We are beginning to hear what the consequences of the Governor’s proposed budget for 2012 will be.|(Press release from Rep. Sharon Steckman)

We are beginning to hear what the consequences of the Governor’s proposed budget for 2012 will be. The Department of Human Services anticipates slashing over 200 positions and the Department of Inspections and Appeals will cut 10 of the 38 nursing professionals who currently inspect nursing homes. Workforce Development will be closing 39 centers statewide, costing 107 jobs. Universal preschool will be a thing of the past.

Last night, the House voted a 20% across-the-board tax cut, which for the average Mason City resident will amount to approximately $19.92 per month. That same average person with small children will now be paying a monthly fee for preschool which probably means a net loss. Another argument for the tax cut was that it would create jobs.

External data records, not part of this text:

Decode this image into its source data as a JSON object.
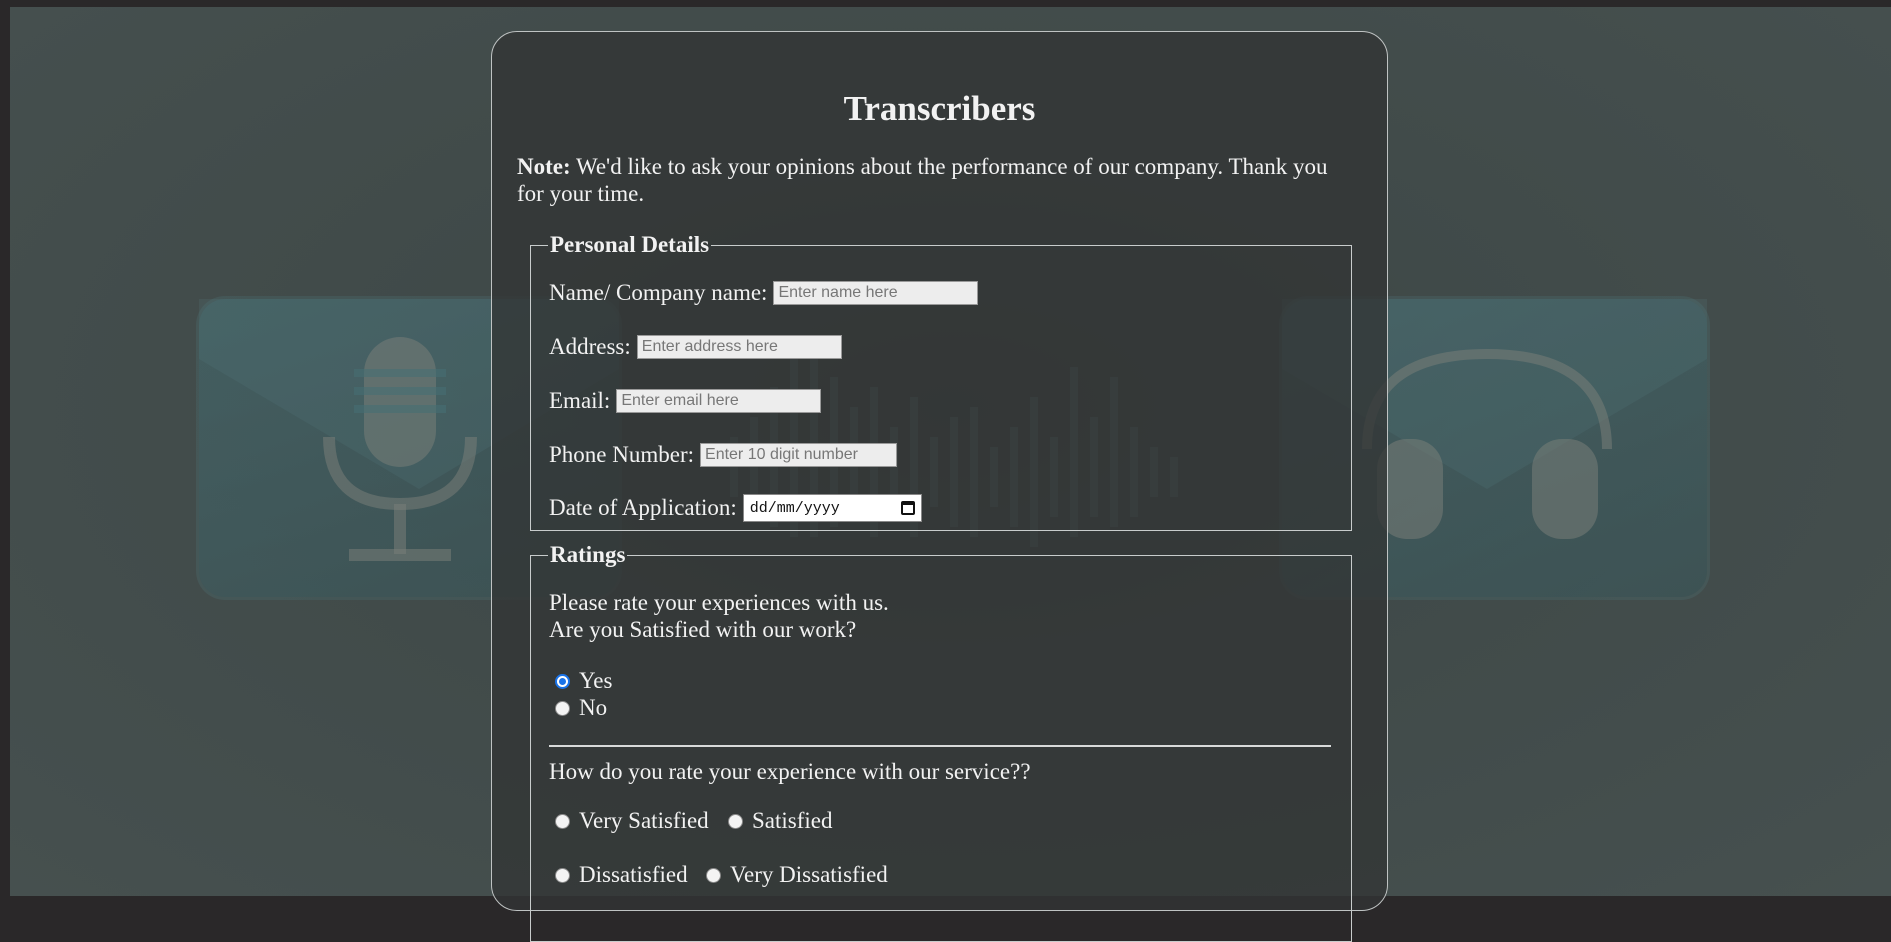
{
  "form": {
    "title": "Transcribers",
    "note_label": "Note:",
    "note_text": "We'd like to ask your opinions about the performance of our company. Thank you for your time."
  },
  "personal": {
    "legend": "Personal Details",
    "name_label": "Name/ Company name:",
    "name_placeholder": "Enter name here",
    "address_label": "Address:",
    "address_placeholder": "Enter address here",
    "email_label": "Email:",
    "email_placeholder": "Enter email here",
    "phone_label": "Phone Number:",
    "phone_placeholder": "Enter 10 digit number",
    "date_label": "Date of Application:",
    "date_value": "dd/mm/yyyy"
  },
  "ratings": {
    "legend": "Ratings",
    "intro": "Please rate your experiences with us.",
    "q1": "Are you Satisfied with our work?",
    "q1_options": [
      {
        "label": "Yes",
        "checked": true
      },
      {
        "label": "No",
        "checked": false
      }
    ],
    "q2": "How do you rate your experience with our service??",
    "q2_options": [
      {
        "label": "Very Satisfied",
        "checked": false
      },
      {
        "label": "Satisfied",
        "checked": false
      },
      {
        "label": "Dissatisfied",
        "checked": false
      },
      {
        "label": "Very Dissatisfied",
        "checked": false
      }
    ]
  },
  "colors": {
    "radio_accent": "#1a73e8",
    "card_border": "#bfc3c3"
  }
}
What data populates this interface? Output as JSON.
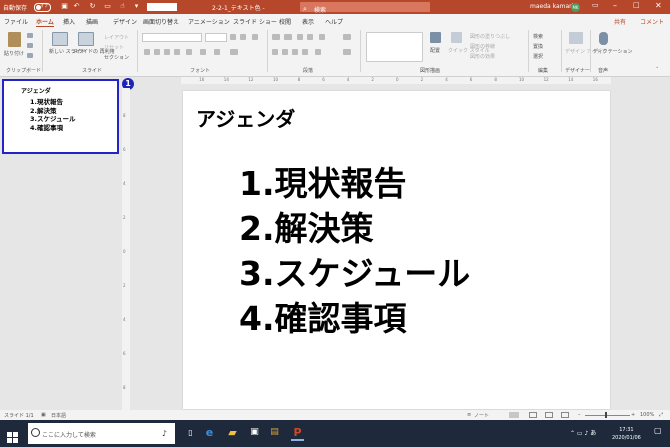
{
  "titlebar": {
    "autosave_label": "自動保存",
    "autosave_state": "オフ",
    "document_title": "2-2-1_テキスト色 -",
    "search_placeholder": "検索",
    "user_name": "maeda kamari",
    "user_initials": "MK"
  },
  "tabs": [
    {
      "label": "ファイル",
      "active": false
    },
    {
      "label": "ホーム",
      "active": true
    },
    {
      "label": "挿入",
      "active": false
    },
    {
      "label": "描画",
      "active": false
    },
    {
      "label": "デザイン",
      "active": false
    },
    {
      "label": "画面切り替え",
      "active": false
    },
    {
      "label": "アニメーション",
      "active": false
    },
    {
      "label": "スライド ショー",
      "active": false
    },
    {
      "label": "校閲",
      "active": false
    },
    {
      "label": "表示",
      "active": false
    },
    {
      "label": "ヘルプ",
      "active": false
    }
  ],
  "share_label": "共有",
  "comment_label": "コメント",
  "ribbon": {
    "paste_label": "貼り付け",
    "new_slide_label": "新しい スライド",
    "reuse_slide_label": "スライドの 再利用",
    "layout_label": "レイアウト",
    "reset_label": "リセット",
    "section_label": "セクション",
    "arrange_label": "配置",
    "quick_style_label": "クイック スタイル",
    "shape_fill_label": "図形の塗りつぶし",
    "shape_outline_label": "図形の枠線",
    "shape_effects_label": "図形の効果",
    "find_label": "検索",
    "replace_label": "置換",
    "select_label": "選択",
    "designer_label": "デザイン アイデア",
    "dictate_label": "ディクテーション",
    "groups": {
      "clipboard": "クリップボード",
      "slides": "スライド",
      "font": "フォント",
      "paragraph": "段落",
      "drawing": "図形描画",
      "editing": "編集",
      "designer": "デザイナー",
      "voice": "音声"
    }
  },
  "thumbnail": {
    "slide_number": "1",
    "marker": "1"
  },
  "slide": {
    "title": "アジェンダ",
    "items": [
      "1.現状報告",
      "2.解決策",
      "3.スケジュール",
      "4.確認事項"
    ]
  },
  "statusbar": {
    "slide_info": "スライド 1/1",
    "language": "日本語",
    "notes_label": "ノート",
    "zoom": "100%"
  },
  "taskbar": {
    "search_placeholder": "ここに入力して検索",
    "time": "17:31",
    "date": "2020/01/06"
  },
  "colors": {
    "accent": "#b7472a",
    "selection": "#2424c6",
    "taskbar": "#1e2a3c"
  }
}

A small business in the upper tax bracket ($358,000) would realize $568.50 per month, which would hardly be enough for one part-time job.

That’s why I supported a plan this week to ensure funding for preschool next year while providing tax relief for middle class families. Unfortunately, the plan was rejected on a party line vote and a massive tax break package that rewards the wealthy and costs the state $700 million was adopted ñ also on a party line vote.

After the House voted to end Iowa’s Voluntary Statewide Preschool for 20,000 kids last month, we heard from parents and educators that the preschool initiative is well worth saving. You can make your voices heard at the following websites:

http://iowahouse.org/preschoolpetition

http://www.Iowakidsfirst.com

Points to consider:

Under Governor Branstad’s plan, there is no guarantee of quality certified instruction. What system of licensure will be used?

Local school districts will be left in the lurch, forcing them to end successful partnerships with private, local preschool providers in their communities.

There is no provision for transportation in voucher paid preschool programs. It will reduce access to programs and transportation for thousands of middle-class families with working parents. If families can’t get their children there during the day, it doesn’t help to give them vouchers/scholarships.

“Who is going to be the “collection agency” for this? Who determines who is eligible for scholarships/vouchers? What happens if someone doesn’t pay? … an administrative nightmare.” (Sen. Brian Schoenjahn)

Recognizing that we have a $900 million state budget surplus, we need to ensure our state has world class schools and make sure Iowa has a highly skilled workforce for the 21st Century.

It’s likely that debate over preschool and zero allowable growth for schools will continue until near the end of the legislative session in late April. I hope Iowans will weigh in with legislators and the Governor about the importance of both of these issues in maintaining the support that we have always given to education in Iowa.